Thirty independent MCMC chains were run for binary BSLMMs, wherein a probit link function was used to connect the binary response (survival outcome) to a latent quantitative risk variable. MCMC chains included 100,000 burn‐in steps, 1 million sampling steps, and a thinning interval of 10. We assessed convergence to the posterior distribution by calculating the Gelman–Rubin potential scale reduction diagnostic for PVE, PGE and n‐γ in R with the “CODA” package (version 0.19.3); values of this statistic for were generally less than 1.1 consistent with convergence. To reduce bias in estimation, inferences were carried out using the combined values from all iterations across chains.

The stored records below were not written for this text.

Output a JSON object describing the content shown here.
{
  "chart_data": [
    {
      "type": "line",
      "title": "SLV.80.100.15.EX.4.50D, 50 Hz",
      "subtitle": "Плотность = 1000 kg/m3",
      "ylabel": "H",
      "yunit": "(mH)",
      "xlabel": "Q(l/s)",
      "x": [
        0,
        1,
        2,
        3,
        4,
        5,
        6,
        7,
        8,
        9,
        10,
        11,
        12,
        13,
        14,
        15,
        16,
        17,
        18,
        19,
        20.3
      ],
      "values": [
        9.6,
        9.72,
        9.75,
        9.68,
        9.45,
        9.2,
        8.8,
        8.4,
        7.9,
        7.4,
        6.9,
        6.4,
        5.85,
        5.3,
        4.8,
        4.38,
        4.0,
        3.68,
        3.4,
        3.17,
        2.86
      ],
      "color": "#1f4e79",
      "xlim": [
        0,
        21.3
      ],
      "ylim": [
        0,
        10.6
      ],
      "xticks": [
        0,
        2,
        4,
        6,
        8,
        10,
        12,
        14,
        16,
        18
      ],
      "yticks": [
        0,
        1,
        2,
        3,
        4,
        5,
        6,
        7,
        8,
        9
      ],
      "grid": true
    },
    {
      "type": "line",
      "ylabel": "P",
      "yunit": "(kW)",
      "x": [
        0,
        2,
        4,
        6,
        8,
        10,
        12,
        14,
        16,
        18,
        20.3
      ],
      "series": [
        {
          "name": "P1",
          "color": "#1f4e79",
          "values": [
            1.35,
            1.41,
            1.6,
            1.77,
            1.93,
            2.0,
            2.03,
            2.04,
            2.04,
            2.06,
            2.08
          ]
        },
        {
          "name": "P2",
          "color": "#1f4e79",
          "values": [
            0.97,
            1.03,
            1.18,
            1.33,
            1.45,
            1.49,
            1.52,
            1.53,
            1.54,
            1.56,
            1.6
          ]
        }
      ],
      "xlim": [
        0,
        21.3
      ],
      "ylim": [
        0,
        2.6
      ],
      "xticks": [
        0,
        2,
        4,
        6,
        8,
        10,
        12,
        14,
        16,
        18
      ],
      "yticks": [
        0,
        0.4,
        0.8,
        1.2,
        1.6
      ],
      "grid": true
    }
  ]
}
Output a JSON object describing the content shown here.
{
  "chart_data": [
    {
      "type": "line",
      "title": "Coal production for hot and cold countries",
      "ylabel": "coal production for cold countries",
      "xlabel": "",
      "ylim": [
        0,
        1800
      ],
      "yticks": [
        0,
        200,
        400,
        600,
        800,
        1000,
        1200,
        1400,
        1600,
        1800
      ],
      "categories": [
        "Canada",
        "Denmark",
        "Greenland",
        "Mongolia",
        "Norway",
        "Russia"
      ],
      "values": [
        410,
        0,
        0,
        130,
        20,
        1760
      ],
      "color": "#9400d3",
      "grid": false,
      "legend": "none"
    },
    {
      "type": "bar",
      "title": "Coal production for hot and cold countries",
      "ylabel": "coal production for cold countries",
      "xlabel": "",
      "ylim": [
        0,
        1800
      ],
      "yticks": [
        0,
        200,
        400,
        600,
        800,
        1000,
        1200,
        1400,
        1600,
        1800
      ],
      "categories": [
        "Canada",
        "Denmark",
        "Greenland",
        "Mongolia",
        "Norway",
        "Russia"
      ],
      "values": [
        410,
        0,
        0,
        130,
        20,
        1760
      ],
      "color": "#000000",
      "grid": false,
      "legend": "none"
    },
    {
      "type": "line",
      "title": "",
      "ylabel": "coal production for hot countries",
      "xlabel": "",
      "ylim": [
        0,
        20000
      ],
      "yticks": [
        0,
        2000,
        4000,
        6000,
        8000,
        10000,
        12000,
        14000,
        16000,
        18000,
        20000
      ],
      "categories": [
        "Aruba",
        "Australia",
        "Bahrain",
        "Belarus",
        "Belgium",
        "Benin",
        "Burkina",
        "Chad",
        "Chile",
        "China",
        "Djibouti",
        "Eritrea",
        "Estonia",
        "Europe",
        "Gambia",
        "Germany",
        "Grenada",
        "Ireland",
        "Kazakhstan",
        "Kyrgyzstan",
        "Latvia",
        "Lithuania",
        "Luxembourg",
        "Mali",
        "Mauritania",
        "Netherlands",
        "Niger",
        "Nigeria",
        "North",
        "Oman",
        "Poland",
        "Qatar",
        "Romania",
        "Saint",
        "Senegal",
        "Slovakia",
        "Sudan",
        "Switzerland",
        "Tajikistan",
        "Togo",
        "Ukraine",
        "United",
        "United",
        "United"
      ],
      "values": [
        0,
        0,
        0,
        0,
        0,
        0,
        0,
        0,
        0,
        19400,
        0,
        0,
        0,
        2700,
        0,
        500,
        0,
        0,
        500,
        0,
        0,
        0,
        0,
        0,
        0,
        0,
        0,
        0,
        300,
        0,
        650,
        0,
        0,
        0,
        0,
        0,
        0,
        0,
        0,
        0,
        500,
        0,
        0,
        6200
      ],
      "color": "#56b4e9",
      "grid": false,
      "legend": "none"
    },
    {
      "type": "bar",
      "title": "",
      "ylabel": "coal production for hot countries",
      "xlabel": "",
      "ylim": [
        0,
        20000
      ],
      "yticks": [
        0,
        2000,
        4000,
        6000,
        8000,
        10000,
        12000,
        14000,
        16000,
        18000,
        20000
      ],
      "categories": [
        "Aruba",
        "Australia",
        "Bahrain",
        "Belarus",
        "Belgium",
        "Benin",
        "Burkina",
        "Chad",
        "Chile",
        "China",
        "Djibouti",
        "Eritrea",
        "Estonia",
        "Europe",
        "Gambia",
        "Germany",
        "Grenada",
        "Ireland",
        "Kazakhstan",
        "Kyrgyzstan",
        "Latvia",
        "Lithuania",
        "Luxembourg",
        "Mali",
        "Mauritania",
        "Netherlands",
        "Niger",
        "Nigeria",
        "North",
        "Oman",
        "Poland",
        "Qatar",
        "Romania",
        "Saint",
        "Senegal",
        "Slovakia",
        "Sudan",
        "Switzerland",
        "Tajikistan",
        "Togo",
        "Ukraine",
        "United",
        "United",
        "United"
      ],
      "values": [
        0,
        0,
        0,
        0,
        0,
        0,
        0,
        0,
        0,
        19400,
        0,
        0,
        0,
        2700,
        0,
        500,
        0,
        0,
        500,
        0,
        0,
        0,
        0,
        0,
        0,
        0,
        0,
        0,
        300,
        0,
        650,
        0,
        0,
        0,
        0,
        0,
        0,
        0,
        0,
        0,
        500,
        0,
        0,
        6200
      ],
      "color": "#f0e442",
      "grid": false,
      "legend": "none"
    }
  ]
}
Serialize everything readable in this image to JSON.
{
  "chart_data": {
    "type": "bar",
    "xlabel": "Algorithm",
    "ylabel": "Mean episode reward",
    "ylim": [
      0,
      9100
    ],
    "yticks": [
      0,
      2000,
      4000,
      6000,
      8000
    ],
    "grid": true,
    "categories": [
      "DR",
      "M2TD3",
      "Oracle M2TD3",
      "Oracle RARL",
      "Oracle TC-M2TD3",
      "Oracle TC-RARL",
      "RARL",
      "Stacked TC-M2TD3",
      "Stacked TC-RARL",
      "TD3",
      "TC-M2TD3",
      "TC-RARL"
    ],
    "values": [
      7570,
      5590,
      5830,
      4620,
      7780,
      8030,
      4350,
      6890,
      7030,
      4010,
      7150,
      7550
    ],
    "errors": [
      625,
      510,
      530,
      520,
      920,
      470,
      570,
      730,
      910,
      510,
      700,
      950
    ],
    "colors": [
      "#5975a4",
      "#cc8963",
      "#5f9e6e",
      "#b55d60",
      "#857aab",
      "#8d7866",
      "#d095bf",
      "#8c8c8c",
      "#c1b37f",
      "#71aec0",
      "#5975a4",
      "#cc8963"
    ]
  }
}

We used five‐fold cross‐validation to evaluate the predictive power of the genome‐wide association mapping models. To do this, we refit the BSLMM model five times for each data set (species and insecticide treatment). In each case, we used a random 80% of the observations as a training set to fit the model and the other 20% to evaluate the model. We fit the BSLMM models via MCMC with 100,000 steps as a burn‐in, followed by 1 million sampling steps with a thinning interval of 10. The fit model was used to predict the survival phenotype of the test individuals, that is to obtain genomic‐estimated breeding values for each of the test individuals based on the additive effects of genes were captured by both β and u in the BSLMMs. We used the full set of predictions across the five‐fold cross‐validation sets to assess predictive performance. This was done using the R package “ROCR” (version 1.0.7); receiver operator characteristic (ROC) curves were constructed to interpret the area under the curve (AUC) and determine the predictive power in correctly classifying survival outcomes.